それと、あと2つ、銀行で気をつけないといけないことがあります」


「あら? 何かしら?」


「それはね、詐欺と……」


 二つ目を言いかけた時、フルフェイスのヘルメットを装着した男達が銀行に入ってきた。男達の異様な雰囲気に呑まれ、その場にいた全員が動きを止めた。




 やはり日記の書き出しは爽やかに限る。心踊る文章が並び、後で読み返したときに楽しい思い出と感動が蘇らなくてはなるまい――。

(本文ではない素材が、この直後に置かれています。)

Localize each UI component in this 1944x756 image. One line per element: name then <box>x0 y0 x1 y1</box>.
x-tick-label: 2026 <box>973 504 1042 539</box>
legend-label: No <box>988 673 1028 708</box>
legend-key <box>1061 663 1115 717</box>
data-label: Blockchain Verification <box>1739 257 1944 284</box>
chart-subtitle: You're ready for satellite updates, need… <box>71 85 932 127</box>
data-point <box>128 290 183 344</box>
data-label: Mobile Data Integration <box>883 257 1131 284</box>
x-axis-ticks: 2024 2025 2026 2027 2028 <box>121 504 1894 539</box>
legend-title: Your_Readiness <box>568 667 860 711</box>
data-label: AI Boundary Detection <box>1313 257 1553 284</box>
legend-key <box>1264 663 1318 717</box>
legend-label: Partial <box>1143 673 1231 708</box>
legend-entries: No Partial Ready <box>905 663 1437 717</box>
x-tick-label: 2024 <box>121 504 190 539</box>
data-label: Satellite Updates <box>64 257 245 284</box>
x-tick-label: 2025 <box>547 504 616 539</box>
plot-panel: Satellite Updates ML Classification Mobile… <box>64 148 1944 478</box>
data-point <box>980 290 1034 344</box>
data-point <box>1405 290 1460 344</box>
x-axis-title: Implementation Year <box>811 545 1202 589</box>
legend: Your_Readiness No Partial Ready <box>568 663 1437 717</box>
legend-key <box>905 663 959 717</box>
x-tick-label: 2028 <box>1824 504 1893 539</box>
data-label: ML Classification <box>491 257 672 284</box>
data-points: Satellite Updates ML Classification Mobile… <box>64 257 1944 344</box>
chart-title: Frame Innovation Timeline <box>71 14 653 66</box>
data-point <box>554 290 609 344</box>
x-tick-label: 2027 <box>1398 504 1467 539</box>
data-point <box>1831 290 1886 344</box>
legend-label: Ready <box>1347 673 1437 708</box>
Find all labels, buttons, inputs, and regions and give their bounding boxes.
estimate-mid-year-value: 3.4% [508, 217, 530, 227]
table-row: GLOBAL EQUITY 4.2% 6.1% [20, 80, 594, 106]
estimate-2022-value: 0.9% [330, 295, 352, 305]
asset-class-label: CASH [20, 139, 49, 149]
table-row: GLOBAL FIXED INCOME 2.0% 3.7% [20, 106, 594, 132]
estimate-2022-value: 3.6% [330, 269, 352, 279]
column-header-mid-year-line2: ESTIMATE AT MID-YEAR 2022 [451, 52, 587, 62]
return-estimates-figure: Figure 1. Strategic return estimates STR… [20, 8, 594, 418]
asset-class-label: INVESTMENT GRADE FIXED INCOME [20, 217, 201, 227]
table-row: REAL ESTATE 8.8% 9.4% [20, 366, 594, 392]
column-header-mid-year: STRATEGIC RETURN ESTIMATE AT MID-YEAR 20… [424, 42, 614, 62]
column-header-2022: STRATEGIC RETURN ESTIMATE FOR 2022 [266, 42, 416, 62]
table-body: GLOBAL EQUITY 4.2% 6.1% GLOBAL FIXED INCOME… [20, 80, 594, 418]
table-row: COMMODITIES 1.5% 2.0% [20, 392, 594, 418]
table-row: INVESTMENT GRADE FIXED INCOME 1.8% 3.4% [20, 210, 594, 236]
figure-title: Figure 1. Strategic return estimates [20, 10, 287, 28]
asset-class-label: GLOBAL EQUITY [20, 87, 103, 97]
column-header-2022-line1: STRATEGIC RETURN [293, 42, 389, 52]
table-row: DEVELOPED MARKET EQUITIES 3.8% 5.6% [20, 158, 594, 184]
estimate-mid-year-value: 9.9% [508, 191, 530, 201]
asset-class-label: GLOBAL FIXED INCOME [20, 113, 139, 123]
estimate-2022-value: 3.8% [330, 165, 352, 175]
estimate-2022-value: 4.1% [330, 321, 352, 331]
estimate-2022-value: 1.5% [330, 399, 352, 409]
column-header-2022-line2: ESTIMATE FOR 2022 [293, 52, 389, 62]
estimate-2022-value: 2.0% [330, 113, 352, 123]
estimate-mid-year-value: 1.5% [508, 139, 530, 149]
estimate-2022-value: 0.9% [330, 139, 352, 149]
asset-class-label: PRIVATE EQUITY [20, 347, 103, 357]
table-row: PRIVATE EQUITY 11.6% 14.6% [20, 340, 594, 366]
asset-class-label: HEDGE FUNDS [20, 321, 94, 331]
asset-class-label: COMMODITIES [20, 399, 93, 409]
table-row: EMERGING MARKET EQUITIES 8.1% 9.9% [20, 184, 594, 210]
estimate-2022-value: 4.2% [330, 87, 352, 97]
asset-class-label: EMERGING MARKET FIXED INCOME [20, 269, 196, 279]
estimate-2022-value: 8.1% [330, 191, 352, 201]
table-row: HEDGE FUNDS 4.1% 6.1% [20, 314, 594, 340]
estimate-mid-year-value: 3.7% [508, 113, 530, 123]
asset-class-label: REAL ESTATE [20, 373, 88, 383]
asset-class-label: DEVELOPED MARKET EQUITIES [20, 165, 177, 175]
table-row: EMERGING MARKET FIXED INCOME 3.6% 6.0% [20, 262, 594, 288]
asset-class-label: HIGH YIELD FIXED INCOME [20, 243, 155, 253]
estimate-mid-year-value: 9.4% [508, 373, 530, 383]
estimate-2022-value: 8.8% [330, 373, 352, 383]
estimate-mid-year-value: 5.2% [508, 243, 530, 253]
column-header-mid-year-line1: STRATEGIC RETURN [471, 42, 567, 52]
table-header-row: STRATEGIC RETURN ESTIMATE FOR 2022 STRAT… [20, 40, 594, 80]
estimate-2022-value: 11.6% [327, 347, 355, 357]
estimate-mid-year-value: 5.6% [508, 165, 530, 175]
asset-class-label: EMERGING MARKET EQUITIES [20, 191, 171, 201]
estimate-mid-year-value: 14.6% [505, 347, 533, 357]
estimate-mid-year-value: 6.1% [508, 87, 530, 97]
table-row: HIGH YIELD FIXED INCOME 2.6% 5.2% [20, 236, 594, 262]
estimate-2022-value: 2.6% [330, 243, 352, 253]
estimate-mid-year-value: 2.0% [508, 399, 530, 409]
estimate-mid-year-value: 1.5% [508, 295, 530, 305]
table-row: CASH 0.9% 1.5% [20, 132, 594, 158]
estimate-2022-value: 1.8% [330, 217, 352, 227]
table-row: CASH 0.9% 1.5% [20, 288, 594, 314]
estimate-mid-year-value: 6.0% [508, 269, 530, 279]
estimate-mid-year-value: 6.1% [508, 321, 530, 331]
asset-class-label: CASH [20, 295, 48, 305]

 この日記を爽快感があり、青春を感じられるものにしたかった。しかし、残念ながらそうもいかない。


 ここは犯罪都市なのだから――。




 突如、五人の中心にいた男が銃を取り出して天井に向けて発砲した。銀行のロビーに凄まじい銃声が響き渡る。

 

「全員大人しくしろぉ!! 

死にたくなけりゃ言うことを聞けぇ!!」


 銀行で気をつけないといけないことの二つ目、それは銀行強盗である。